Wish they could have been here when Busty Birdie roamed the halls and greeted the “newbies” with her special “Welcome Wagon” gift.
Lundeen laughed inside as he thought of this buxom patient from long ago, a well-endowed matron with straight, unwashed hair, lightening reflexes, and impeccable timing. Just as a new doctor would arrive on the ward, she would shoot up next to him, “quick draw” an apple hidden inside her bra, and push the fruit next to his lips. As the new doctor jolted back with surprise, Busty Bertie would chirp, “An apple a day keeps the doctor at bay.”
Ah, the good old days, Lundeen mused. Tired of my monologue? Well pinch yourself and keep awake. I’m not here to entertain you; I’m telling you how it is. Want to hear something scary? Deep down, my reality may not be a lot different than yours, so listen up. You want me to talk louder? Don’t be a wise-ass. I’m mute.
A three-year-old mute
Who doesn’t give a hoot.
Estranged from the bunch,
Looking forward to lunch
Speaking of lunch, it’s time. Then we have group. Oh, I almost forgot. I “earned” the privilege of eating with civilians today. Dr. Vic McGinnis, my psychologist, made a “behavioral contract” with me wherein I agreed not to talk about my paranoid delusions or act peculiar. Ol’ Vic has developed this behavioral management plan that he calls a “Token Economy Program.” It rewards “good” behavior and discourages “inappropriate” behavior. Patients in the program can earn points for “adaptive” behaviors, which we can cash in for rewards. For me, “mums the word” for screaming curses or freezing up like a statue. If I keep quiet about what’s going on inside my brain, I can earn more “points” to trade for the right to eat lunch with real people in the VA canteen. What a deal: Stifle what brought me here so I can eat in a canteen. Whoopee.

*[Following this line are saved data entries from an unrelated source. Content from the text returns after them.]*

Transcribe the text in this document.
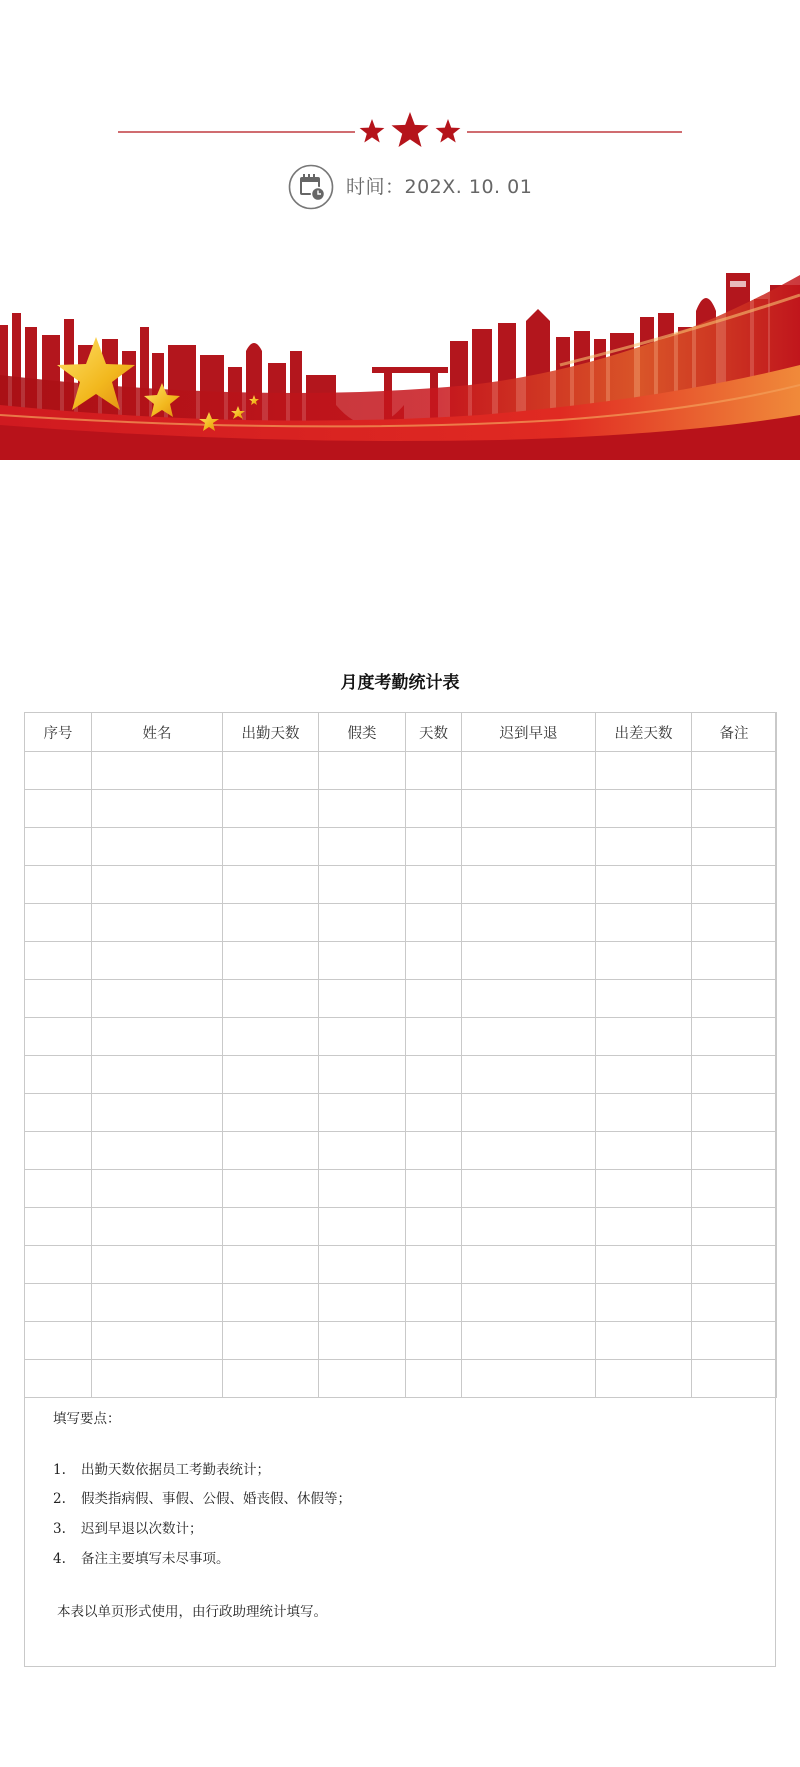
时间：202X. 10. 01
月度考勤统计表
序号	姓名	出勤天数	假类	天数	迟到早退	出差天数	备注

填写要点：
1. 出勤天数依据员工考勤表统计；
2. 假类指病假、事假、公假、婚丧假、休假等；
3. 迟到早退以次数计；
4. 备注主要填写未尽事项。
本表以单页形式使用，由行政助理统计填写。
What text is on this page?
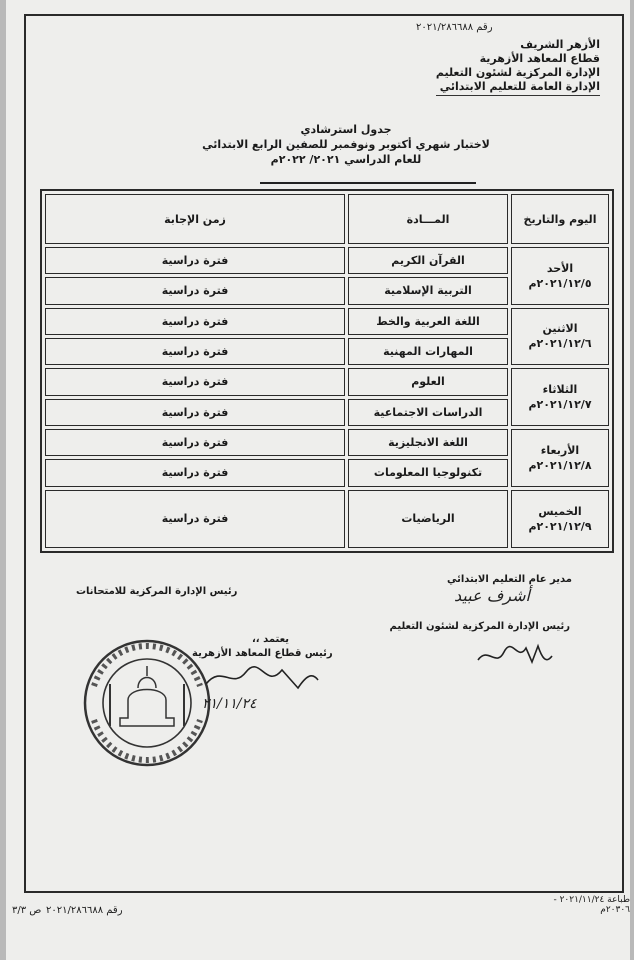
رقم ٢٠٢١/٢٨٦٦٨٨
الأزهر الشريف
قطاع المعاهد الأزهرية
الإدارة المركزية لشئون التعليم
الإدارة العامة للتعليم الابتدائي
جدول استرشادي
لاختبار شهري أكتوبر ونوفمبر للصفين الرابع الابتدائي
للعام الدراسي ٢٠٢١/ ٢٠٢٢م
اليوم والتاريخ	المـــادة	زمن الإجابة

الأحد
٢٠٢١/١٢/٥م	القرآن الكريم	فترة دراسية
	التربية الإسلامية	فترة دراسية

الاثنين
٢٠٢١/١٢/٦م	اللغة العربية والخط	فترة دراسية
	المهارات المهنية	فترة دراسية

الثلاثاء
٢٠٢١/١٢/٧م	العلوم	فترة دراسية
	الدراسات الاجتماعية	فترة دراسية

الأربعاء
٢٠٢١/١٢/٨م	اللغة الانجليزية	فترة دراسية
	تكنولوجيا المعلومات	فترة دراسية

الخميس
٢٠٢١/١٢/٩م	الرياضيات	فترة دراسية
مدير عام التعليم الابتدائي
أشرف عبيد
رئيس الإدارة المركزية لشئون التعليم
رئيس الإدارة المركزية للامتحانات
يعتمد ،،
رئيس قطاع المعاهد الأزهرية
٢١/١١/٢٤
طباعة ٢٠٢١/١١/٢٤ - ٢٠٣٠٦م
رقم ٢٠٢١/٢٨٦٦٨٨
ص ٣/٣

Does this strike you as simplistic, superficial and demeaning? At first it did to me. But for now, I’ll reserve judgment and see what’s for lunch. I’ve played games like this before. There are plenty of therapy fads to keep us patients entertained. The docs can get so excited about some of the strangest ideas. I mean, think about it—Oedipus conflict? Penis envy? Castration anxiety? Honest politicians? Has the world gone mad? What do they expect us to believe? I know “crazy” when it slaps me across the face, and there’s been a lot of slapping lately.

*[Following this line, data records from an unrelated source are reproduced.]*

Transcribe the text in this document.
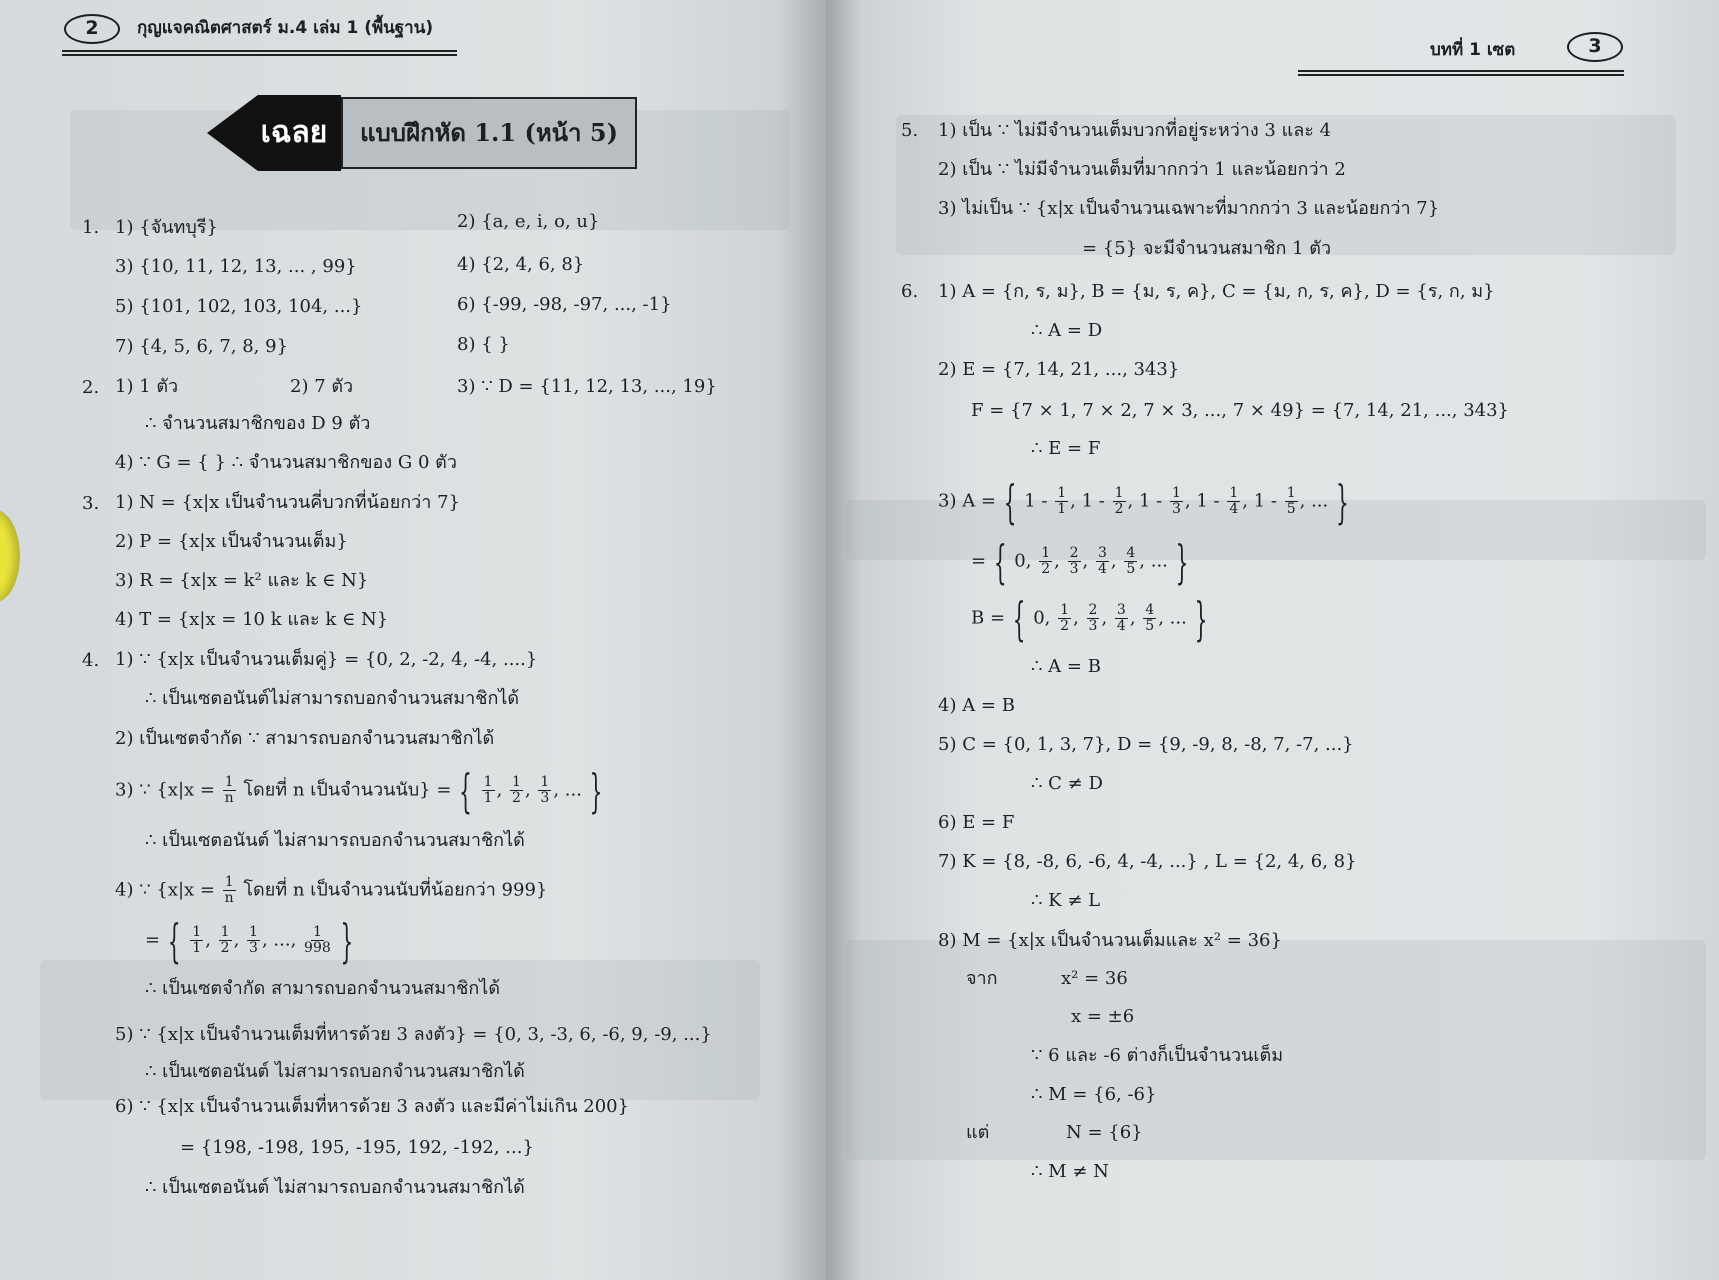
2	กุญแจคณิตศาสตร์ ม.4 เล่ม 1 (พื้นฐาน)
เฉลย	แบบฝึกหัด 1.1 (หน้า 5)
1. 1) {จันทบุรี}	2) {a, e, i, o, u}
3) {10, 11, 12, 13, ... , 99}	4) {2, 4, 6, 8}
5) {101, 102, 103, 104, ...}	6) {-99, -98, -97, ..., -1}
7) {4, 5, 6, 7, 8, 9}	8) { }
2. 1) 1 ตัว	2) 7 ตัว	3) ∵ D = {11, 12, 13, ..., 19}
∴ จำนวนสมาชิกของ D 9 ตัว
4) ∵ G = { } ∴ จำนวนสมาชิกของ G 0 ตัว
3. 1) N = {x|x เป็นจำนวนคี่บวกที่น้อยกว่า 7}
2) P = {x|x เป็นจำนวนเต็ม}
3) R = {x|x = k² และ k ∈ N}
4) T = {x|x = 10 k และ k ∈ N}
4. 1) ∵ {x|x เป็นจำนวนเต็มคู่} = {0, 2, -2, 4, -4, ....}
∴ เป็นเซตอนันต์ไม่สามารถบอกจำนวนสมาชิกได้
2) เป็นเซตจำกัด ∵ สามารถบอกจำนวนสมาชิกได้
3) ∵ {$x|x = \frac{1}{n}$ โดยที่ n เป็นจำนวนนับ} = { $\frac{1}{1}$ , $\frac{1}{2}$ , $\frac{1}{3}$ , ... }
∴ เป็นเซตอนันต์ ไม่สามารถบอกจำนวนสมาชิกได้
4) ∵ {$x|x = \frac{1}{n}$ โดยที่ n เป็นจำนวนนับที่น้อยกว่า 999}
= { $\frac{1}{1}$ , $\frac{1}{2}$ , $\frac{1}{3}$ , ..., $\frac{1}{998}$ }
∴ เป็นเซตจำกัด สามารถบอกจำนวนสมาชิกได้
5) ∵ {x|x เป็นจำนวนเต็มที่หารด้วย 3 ลงตัว} = {0, 3, -3, 6, -6, 9, -9, ...}
∴ เป็นเซตอนันต์ ไม่สามารถบอกจำนวนสมาชิกได้
6) ∵ {x|x เป็นจำนวนเต็มที่หารด้วย 3 ลงตัว และมีค่าไม่เกิน 200}
= {198, -198, 195, -195, 192, -192, ...}
∴ เป็นเซตอนันต์ ไม่สามารถบอกจำนวนสมาชิกได้
บทที่ 1 เซต	3
5. 1) เป็น ∵ ไม่มีจำนวนเต็มบวกที่อยู่ระหว่าง 3 และ 4
2) เป็น ∵ ไม่มีจำนวนเต็มที่มากกว่า 1 และน้อยกว่า 2
3) ไม่เป็น ∵ {x|x เป็นจำนวนเฉพาะที่มากกว่า 3 และน้อยกว่า 7}
= {5} จะมีจำนวนสมาชิก 1 ตัว
6. 1) A = {ก, ร, ม}, B = {ม, ร, ค}, C = {ม, ก, ร, ค}, D = {ร, ก, ม}
∴ A = D
2) E = {7, 14, 21, ..., 343}
F = {7 × 1, 7 × 2, 7 × 3, ..., 7 × 49} = {7, 14, 21, ..., 343}
∴ E = F
3) A = { $1 - \frac{1}{1}$ , $1 - \frac{1}{2}$ , $1 - \frac{1}{3}$ , $1 - \frac{1}{4}$ , $1 - \frac{1}{5}$ , ... }
= { 0, $\frac{1}{2}$ , $\frac{2}{3}$ , $\frac{3}{4}$ , $\frac{4}{5}$ , ... }
B = { 0, $\frac{1}{2}$ , $\frac{2}{3}$ , $\frac{3}{4}$ , $\frac{4}{5}$ , ... }
∴ A = B
4) A = B
5) C = {0, 1, 3, 7}, D = {9, -9, 8, -8, 7, -7, ...}
∴ C ≠ D
6) E = F
7) K = {8, -8, 6, -6, 4, -4, ...} , L = {2, 4, 6, 8}
∴ K ≠ L
8) M = {x|x เป็นจำนวนเต็มและ x² = 36}
จาก	x² = 36
x = ±6
∵ 6 และ -6 ต่างก็เป็นจำนวนเต็ม
∴ M = {6, -6}
แต่	N = {6}
∴ M ≠ N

I’ve put on my “dumb Lumpy” look, appearing like a doddering simpleton that needs advice from his learned doctors. One teenage shrink “ordered” me to call in my “support group” and do “comprehensive family therapy.” Ordered me, like some wet-behind-the-ears prima donna. The foolish little shit. No family therapy for me. Not after what happened to Ol’ Lumpy. That pushy little punk in a white coat can stuff that “order” into whatever orifice he finds handy. “Deal with your issues,” he said. “Reconcile your feelings and family,” he said. “Go fornicate in your hair follicles,” I said.
Well, what do you think by now of Catatonic, Hebephrenic, Bipolar, Post Traumatically Stressed, Traumatic Brain Injured, Paranoid Schizophrenic Leonard Lundeen? Thought I’d toss in a few extra labels to keep you from ignoring the seriousness of my symptoms. However, just because I’m a psych patient doesn’t mean my neural cortex is atrophied. My symptoms help me survive. Don’t knock ‘em until you can give me something better to work with. I still have problems. Plenty of them: I can’t hold a job. I’ve lost my family. And God is redesigning the darkest place in Hell just for me.
Enough of that. It’s time to redeem those tokens for lunch.